Talk of a hybrid 911 dates back several years but despite the longevity there hasn’t been much in the way of official commentary on the topic. In 2012 we learned that a hybrid 911 was inevitable, due to the ever-increasing harshness of fuel economy and emissions regulations. Now, Porsche R&D chief Wolfgang Hatz has revealed when we’re likely to see such a car.

Speaking with Top Gear, Hatz explained that reducing emissions was important for Porsche and that engine downsizing (with turbochargers to maintain performance) and hybrid technology were the two methods Porsche would employ to reach its goals.

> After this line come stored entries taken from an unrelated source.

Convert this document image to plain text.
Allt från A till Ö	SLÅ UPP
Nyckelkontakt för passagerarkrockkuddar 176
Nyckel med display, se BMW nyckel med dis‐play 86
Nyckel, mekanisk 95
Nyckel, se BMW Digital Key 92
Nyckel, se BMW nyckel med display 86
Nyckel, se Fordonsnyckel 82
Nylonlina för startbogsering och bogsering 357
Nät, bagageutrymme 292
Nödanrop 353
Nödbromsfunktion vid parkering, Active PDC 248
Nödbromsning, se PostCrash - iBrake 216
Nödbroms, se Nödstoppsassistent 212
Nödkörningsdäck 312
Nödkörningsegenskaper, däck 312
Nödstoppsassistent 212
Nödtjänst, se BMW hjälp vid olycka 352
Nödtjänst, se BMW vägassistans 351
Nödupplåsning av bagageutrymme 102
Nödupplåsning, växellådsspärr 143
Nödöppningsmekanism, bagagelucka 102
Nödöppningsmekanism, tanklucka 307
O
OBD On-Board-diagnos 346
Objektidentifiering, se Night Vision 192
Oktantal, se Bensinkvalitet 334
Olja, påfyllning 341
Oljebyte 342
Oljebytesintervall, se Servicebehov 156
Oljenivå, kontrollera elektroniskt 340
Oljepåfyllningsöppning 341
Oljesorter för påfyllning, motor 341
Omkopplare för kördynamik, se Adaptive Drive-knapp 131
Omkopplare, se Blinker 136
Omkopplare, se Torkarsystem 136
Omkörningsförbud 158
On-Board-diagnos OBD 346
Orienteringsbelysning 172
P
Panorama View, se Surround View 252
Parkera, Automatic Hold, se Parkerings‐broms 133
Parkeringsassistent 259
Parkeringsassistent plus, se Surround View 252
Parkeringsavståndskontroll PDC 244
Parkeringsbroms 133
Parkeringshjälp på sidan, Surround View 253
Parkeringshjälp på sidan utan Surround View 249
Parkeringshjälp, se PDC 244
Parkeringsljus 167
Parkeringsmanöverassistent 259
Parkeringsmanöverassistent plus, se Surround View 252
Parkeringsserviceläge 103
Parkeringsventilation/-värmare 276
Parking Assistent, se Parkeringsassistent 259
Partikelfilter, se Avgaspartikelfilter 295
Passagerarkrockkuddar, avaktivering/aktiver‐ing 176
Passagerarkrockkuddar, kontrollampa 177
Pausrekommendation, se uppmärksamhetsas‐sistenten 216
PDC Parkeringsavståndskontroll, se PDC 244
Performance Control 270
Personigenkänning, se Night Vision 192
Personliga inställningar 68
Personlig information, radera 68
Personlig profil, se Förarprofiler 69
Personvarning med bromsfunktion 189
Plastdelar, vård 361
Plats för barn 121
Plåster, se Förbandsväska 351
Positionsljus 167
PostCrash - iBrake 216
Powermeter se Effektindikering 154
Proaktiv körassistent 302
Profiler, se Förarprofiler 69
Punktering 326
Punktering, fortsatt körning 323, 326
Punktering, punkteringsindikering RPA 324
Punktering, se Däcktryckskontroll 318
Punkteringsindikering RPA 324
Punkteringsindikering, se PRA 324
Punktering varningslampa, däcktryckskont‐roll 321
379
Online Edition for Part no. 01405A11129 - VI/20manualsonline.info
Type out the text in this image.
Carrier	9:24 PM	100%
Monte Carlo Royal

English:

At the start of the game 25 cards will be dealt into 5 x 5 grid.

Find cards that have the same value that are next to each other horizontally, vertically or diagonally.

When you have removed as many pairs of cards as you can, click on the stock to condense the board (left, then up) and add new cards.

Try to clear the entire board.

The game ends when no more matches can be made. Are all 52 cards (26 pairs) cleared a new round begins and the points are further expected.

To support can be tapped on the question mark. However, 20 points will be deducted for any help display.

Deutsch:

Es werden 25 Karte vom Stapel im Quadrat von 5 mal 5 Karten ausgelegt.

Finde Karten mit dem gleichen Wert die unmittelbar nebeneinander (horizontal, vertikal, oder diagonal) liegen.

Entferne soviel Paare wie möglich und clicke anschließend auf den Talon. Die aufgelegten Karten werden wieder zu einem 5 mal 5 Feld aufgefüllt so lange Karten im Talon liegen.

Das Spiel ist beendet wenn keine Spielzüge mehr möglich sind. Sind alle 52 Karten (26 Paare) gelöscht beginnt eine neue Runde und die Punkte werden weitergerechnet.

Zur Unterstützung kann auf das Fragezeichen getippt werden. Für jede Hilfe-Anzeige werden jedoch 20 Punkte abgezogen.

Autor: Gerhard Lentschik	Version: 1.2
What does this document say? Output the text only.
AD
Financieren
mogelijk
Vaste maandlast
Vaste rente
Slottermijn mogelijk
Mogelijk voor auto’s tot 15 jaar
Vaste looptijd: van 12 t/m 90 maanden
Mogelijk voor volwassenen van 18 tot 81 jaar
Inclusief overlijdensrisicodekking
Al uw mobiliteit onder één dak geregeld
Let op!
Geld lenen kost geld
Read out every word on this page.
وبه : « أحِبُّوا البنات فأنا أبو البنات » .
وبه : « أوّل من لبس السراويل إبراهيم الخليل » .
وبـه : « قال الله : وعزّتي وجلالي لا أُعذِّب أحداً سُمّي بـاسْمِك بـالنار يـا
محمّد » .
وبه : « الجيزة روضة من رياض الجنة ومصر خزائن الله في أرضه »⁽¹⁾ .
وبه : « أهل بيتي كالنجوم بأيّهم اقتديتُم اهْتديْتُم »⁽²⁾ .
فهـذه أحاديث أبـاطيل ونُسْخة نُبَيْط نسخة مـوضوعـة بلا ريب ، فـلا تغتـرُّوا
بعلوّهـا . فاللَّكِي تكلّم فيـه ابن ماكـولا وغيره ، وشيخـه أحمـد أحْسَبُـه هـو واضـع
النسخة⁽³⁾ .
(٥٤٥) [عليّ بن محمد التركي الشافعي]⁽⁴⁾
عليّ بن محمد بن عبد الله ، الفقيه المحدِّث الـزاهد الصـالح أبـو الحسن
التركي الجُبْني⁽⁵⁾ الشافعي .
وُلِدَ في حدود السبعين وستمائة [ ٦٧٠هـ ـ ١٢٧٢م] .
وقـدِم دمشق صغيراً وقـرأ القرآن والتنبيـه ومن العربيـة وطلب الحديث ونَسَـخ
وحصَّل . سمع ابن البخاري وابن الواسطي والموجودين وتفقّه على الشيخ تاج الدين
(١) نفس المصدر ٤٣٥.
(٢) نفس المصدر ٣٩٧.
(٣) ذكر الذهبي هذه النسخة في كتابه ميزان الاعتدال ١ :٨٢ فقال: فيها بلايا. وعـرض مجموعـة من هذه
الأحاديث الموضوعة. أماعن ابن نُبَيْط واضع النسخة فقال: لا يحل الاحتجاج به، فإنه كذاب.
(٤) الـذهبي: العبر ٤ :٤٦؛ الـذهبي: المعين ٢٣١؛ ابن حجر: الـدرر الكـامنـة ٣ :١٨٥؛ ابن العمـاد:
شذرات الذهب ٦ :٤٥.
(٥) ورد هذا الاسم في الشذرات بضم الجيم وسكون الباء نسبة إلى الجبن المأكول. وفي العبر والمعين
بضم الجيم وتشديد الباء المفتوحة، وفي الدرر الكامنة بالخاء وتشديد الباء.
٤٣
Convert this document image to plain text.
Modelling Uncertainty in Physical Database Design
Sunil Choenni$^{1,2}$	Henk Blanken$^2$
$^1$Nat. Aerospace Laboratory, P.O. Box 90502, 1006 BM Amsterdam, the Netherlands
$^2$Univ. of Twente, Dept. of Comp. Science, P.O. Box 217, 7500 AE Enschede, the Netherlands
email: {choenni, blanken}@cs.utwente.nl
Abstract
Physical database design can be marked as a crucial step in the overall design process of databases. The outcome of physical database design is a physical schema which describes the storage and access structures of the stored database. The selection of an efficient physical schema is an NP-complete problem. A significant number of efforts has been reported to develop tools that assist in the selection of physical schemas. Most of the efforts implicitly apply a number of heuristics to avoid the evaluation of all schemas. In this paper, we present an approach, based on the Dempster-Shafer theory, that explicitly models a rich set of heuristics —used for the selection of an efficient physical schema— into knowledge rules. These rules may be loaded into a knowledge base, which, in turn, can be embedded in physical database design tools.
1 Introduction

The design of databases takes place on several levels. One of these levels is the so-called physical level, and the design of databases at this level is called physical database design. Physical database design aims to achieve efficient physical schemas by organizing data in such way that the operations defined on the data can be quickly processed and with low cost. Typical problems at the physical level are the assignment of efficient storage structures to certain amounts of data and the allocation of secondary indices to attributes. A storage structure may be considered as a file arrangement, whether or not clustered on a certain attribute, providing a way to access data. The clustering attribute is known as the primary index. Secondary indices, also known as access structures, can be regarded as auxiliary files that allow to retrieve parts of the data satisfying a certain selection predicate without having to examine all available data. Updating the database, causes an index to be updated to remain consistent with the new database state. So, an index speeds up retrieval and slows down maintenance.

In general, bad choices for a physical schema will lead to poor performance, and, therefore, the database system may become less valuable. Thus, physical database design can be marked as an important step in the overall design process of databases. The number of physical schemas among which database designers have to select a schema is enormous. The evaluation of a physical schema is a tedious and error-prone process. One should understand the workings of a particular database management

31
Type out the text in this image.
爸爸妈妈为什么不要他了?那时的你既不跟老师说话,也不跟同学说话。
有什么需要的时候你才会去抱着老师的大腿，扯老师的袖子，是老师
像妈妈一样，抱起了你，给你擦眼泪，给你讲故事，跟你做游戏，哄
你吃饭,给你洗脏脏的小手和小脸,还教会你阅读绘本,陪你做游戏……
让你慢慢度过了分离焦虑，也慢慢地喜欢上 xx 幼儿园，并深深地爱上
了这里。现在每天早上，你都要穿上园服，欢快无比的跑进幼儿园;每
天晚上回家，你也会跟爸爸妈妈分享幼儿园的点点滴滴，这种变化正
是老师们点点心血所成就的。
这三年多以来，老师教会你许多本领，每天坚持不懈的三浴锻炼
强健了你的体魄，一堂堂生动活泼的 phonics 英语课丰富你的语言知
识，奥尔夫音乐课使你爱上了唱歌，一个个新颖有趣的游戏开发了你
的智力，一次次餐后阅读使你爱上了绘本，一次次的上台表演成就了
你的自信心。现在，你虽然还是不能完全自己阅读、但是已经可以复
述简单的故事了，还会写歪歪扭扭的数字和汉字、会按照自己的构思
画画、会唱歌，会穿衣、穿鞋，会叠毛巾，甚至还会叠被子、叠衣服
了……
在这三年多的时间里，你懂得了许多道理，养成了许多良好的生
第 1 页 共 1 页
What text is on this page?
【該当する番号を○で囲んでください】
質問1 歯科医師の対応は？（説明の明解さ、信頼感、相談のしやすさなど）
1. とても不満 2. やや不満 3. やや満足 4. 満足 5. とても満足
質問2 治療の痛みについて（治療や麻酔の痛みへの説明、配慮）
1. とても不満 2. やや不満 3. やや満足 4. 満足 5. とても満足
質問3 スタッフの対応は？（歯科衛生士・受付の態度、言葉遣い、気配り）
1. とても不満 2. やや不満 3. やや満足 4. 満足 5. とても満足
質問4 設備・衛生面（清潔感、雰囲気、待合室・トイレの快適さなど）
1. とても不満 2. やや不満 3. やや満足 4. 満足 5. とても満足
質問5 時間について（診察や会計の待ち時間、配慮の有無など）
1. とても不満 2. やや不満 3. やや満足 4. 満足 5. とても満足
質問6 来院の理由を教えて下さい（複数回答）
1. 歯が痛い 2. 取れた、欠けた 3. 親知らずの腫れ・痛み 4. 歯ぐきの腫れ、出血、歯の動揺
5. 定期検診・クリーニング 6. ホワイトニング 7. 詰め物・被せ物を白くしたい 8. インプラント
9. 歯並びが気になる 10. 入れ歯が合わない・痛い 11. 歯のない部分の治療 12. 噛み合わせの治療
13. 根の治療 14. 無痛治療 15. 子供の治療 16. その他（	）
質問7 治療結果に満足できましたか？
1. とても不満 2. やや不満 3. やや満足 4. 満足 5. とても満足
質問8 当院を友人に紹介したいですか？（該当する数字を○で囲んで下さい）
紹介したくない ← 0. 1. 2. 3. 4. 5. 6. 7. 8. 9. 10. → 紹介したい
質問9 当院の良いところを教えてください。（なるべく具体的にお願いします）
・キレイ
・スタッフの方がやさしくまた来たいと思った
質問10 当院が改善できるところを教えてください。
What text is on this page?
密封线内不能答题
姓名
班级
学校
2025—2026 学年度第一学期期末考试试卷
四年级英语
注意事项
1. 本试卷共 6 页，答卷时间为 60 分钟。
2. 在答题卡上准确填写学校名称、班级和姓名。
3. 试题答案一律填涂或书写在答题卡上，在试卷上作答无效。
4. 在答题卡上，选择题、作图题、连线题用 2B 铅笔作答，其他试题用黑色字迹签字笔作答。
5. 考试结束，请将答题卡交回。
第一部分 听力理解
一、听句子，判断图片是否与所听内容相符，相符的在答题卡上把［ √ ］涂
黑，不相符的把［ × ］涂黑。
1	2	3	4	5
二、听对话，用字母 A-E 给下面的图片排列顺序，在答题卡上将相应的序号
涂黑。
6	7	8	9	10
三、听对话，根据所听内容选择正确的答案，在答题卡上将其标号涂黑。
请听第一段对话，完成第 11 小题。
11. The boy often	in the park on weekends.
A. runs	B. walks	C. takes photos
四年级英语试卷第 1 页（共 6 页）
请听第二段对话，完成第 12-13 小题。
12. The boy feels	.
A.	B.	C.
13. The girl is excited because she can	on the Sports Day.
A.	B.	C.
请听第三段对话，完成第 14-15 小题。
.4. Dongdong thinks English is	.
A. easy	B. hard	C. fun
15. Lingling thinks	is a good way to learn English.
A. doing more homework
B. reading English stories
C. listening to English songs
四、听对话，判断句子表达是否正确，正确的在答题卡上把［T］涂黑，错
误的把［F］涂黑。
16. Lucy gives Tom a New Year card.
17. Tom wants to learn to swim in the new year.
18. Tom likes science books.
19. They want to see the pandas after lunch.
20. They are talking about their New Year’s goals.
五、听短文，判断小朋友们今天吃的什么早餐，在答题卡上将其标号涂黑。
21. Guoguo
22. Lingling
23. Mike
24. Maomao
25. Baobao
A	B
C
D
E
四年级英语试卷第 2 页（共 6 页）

He confirmed that most of the 911 range would go the turbo route with the introduction of the model’s mid-cycle update later this year, and that by the time the next-generation model arrives towards the end of the decade we will see hybrid technology on the car. He went on to explain that knowledge gained from the 918 Spyder supercar and 919 Hybrid race car put Porsche in a good position to develop a hybrid 911.

The next 911 is expected to ride on a new modular platform being developed by Porsche for its own cars plus some from fellow Volkswagen Group brands. The hybrid option is expected to be introduced initially on high-end variants like the 911 Turbo to help boost performance.

Expect the first hybrid 911 to be a plug-in hybrid like the 918 Spyder, with an electric motor at each axle. All-electric driving will be possible for short distances and together with the internal combustion engine the electric motors should help boost output well beyond the 560-horsepower rating of the current 911 Turbo S.